Type: | Bishop |
Honorific-Prefix: | Most Reverend |
Filippo della Torre | |
Bishop of Adria | |
Church: | Catholic Church |
Diocese: | Diocese of Adria |
Term: | 1702-1717 |
Predecessor: | Carlo Labia |
Successor: | Antonio Vaira |
Consecration: | 19 March 1702 |
Birth Date: | 1 May 1657 |
Birth Place: | Cividale del Friuli, Republic of Venice |
Death Place: | Rovigo, Republic of Venice |
Filippo della Torre (1 May 1657 – 25 February 1717) was an Italian humanist, antiquarian and Roman Catholic prelate who served as Bishop of Adria (1702-1717).[1]
Filippo della Torre was born in 1657, of a noble family at Cividale del Friuli.
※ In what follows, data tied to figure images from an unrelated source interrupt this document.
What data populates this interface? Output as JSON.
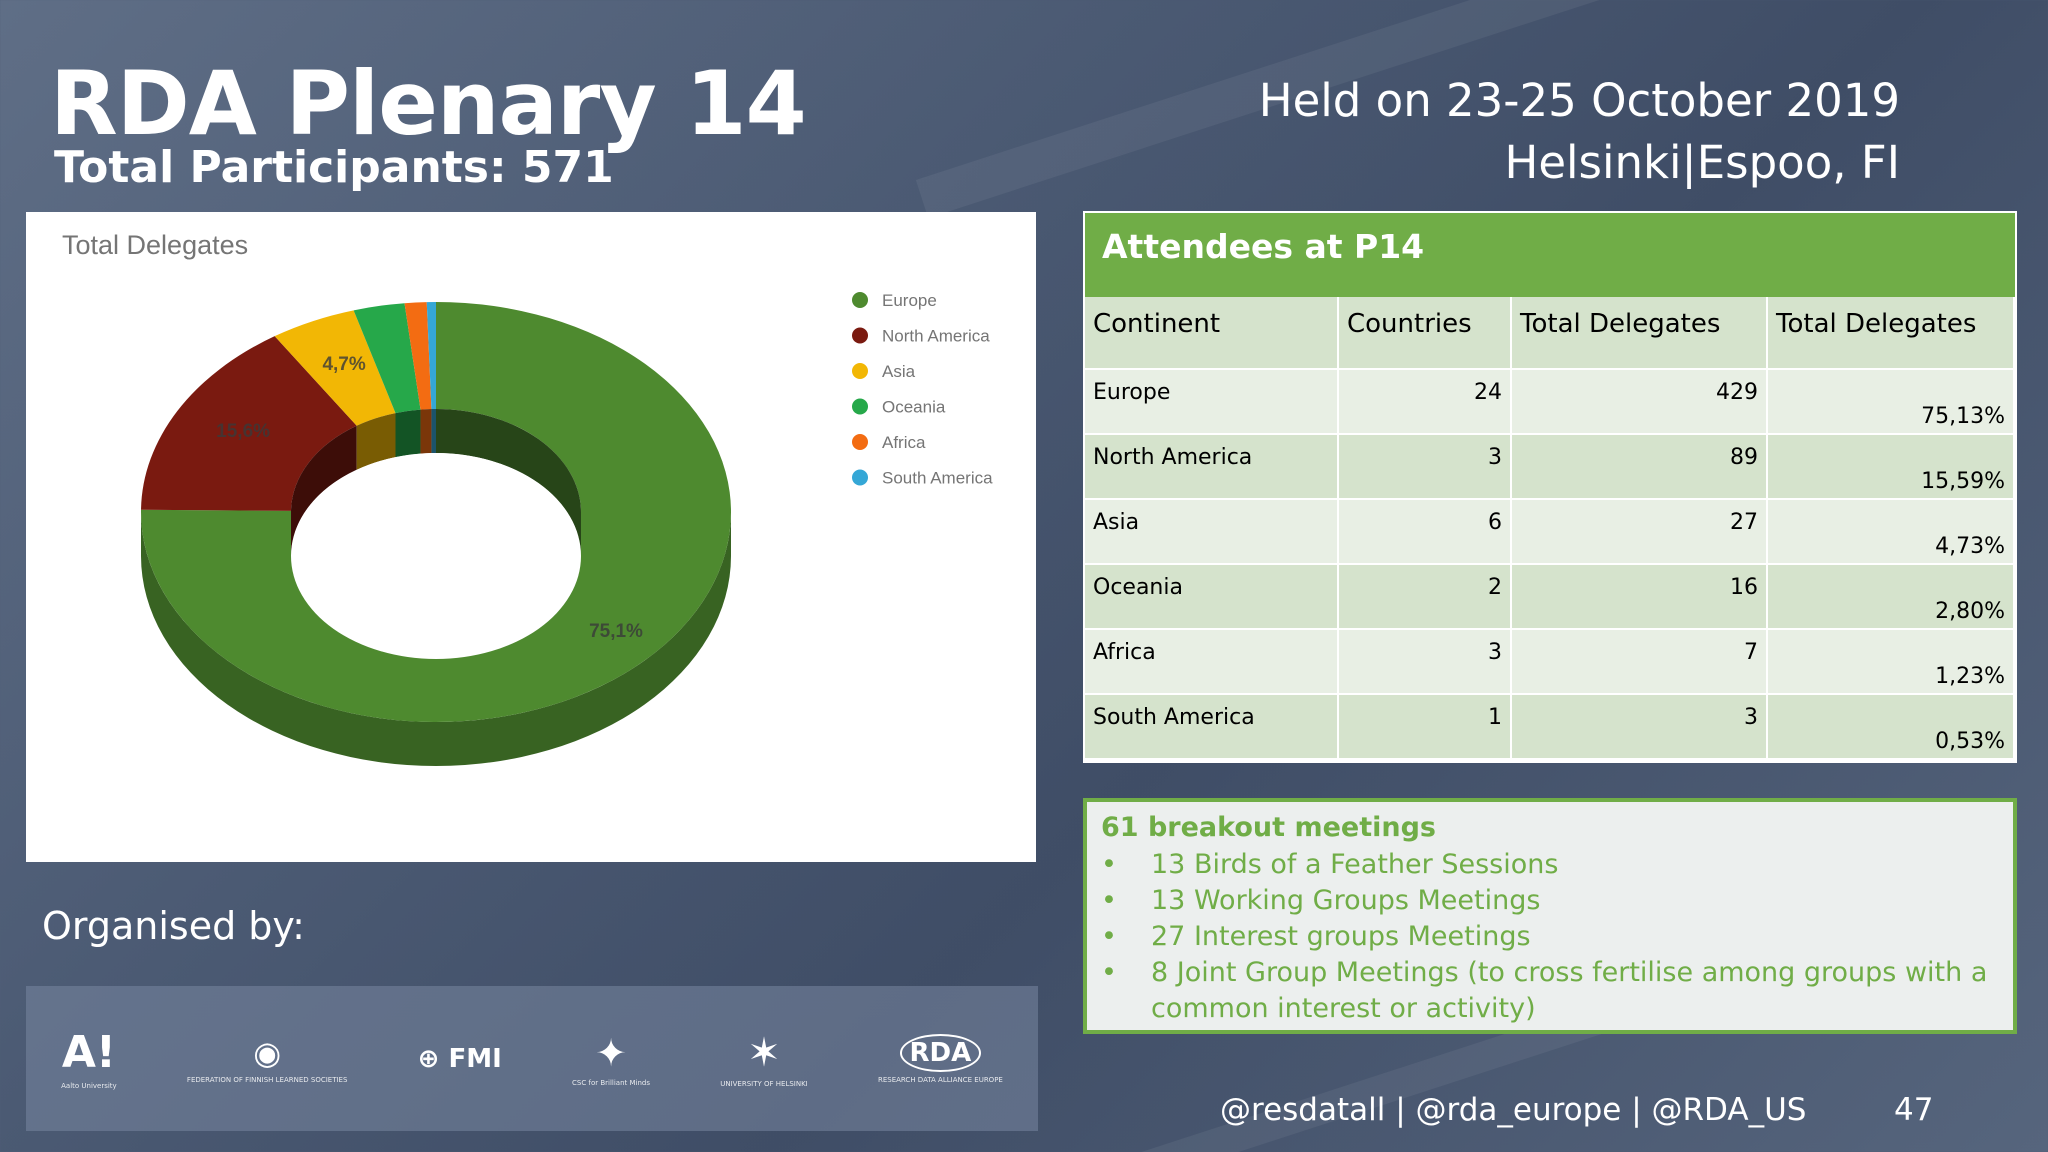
{
  "slide": {
    "title": "RDA Plenary 14",
    "subtitle": "Total Participants: 571",
    "held_on": "Held on 23-25 October 2019",
    "location": "Helsinki|Espoo, FI",
    "organised_by": "Organised by:",
    "footer_handles": "@resdatall | @rda_europe | @RDA_US",
    "page_number": "47"
  },
  "chart_data": {
    "type": "pie",
    "title": "Total Delegates",
    "categories": [
      "Europe",
      "North America",
      "Asia",
      "Oceania",
      "Africa",
      "South America"
    ],
    "values": [
      75.1,
      15.6,
      4.7,
      2.8,
      1.2,
      0.5
    ],
    "data_labels": [
      "75,1%",
      "15,6%",
      "4,7%",
      "",
      "",
      ""
    ],
    "colors": [
      "#4e8a2f",
      "#7a1a10",
      "#f2b705",
      "#26a84a",
      "#f36c12",
      "#35a7d6"
    ],
    "legend_position": "top-right"
  },
  "table": {
    "title": "Attendees at P14",
    "headers": [
      "Continent",
      "Countries",
      "Total Delegates",
      "Total Delegates"
    ],
    "rows": [
      {
        "continent": "Europe",
        "countries": "24",
        "delegates": "429",
        "percent": "75,13%"
      },
      {
        "continent": "North America",
        "countries": "3",
        "delegates": "89",
        "percent": "15,59%"
      },
      {
        "continent": "Asia",
        "countries": "6",
        "delegates": "27",
        "percent": "4,73%"
      },
      {
        "continent": "Oceania",
        "countries": "2",
        "delegates": "16",
        "percent": "2,80%"
      },
      {
        "continent": "Africa",
        "countries": "3",
        "delegates": "7",
        "percent": "1,23%"
      },
      {
        "continent": "South America",
        "countries": "1",
        "delegates": "3",
        "percent": "0,53%"
      }
    ]
  },
  "meetings": {
    "title": "61 breakout meetings",
    "items": [
      "13 Birds of a Feather Sessions",
      "13 Working Groups Meetings",
      "27 Interest groups Meetings",
      "8 Joint Group Meetings (to cross fertilise among groups with a common interest or activity)"
    ]
  },
  "logos": [
    {
      "mark": "A!",
      "caption": "Aalto University",
      "icon": "aalto-logo"
    },
    {
      "mark": "◉",
      "caption": "FEDERATION OF FINNISH LEARNED SOCIETIES",
      "icon": "federation-logo"
    },
    {
      "mark": "⊕ FMI",
      "caption": "",
      "icon": "fmi-logo"
    },
    {
      "mark": "✦",
      "caption": "CSC for Brilliant Minds",
      "icon": "csc-logo"
    },
    {
      "mark": "✶",
      "caption": "UNIVERSITY OF HELSINKI",
      "icon": "helsinki-logo"
    },
    {
      "mark": "RDA",
      "caption": "RESEARCH DATA ALLIANCE EUROPE",
      "icon": "rda-logo"
    }
  ]
}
His connexions with Ottavio Ferrari, one of the most distinguished Italian philologists, increased his natural taste for that study. Having settled at Rome, he gained the esteem and friendship of the cardinals Imperiali and Noris, pope Innocent XII and Clement XI. While at Rome he published a work on the antiquities of Antium, Monumenta veteris Antii, which was much esteemed by contemporary scholars.[2] On 19 March 1702, he was consecrated Bishop of Adria. He served in that position until his death in 1717. Girolamo Lioni wrote a biography of Filippo della Torre.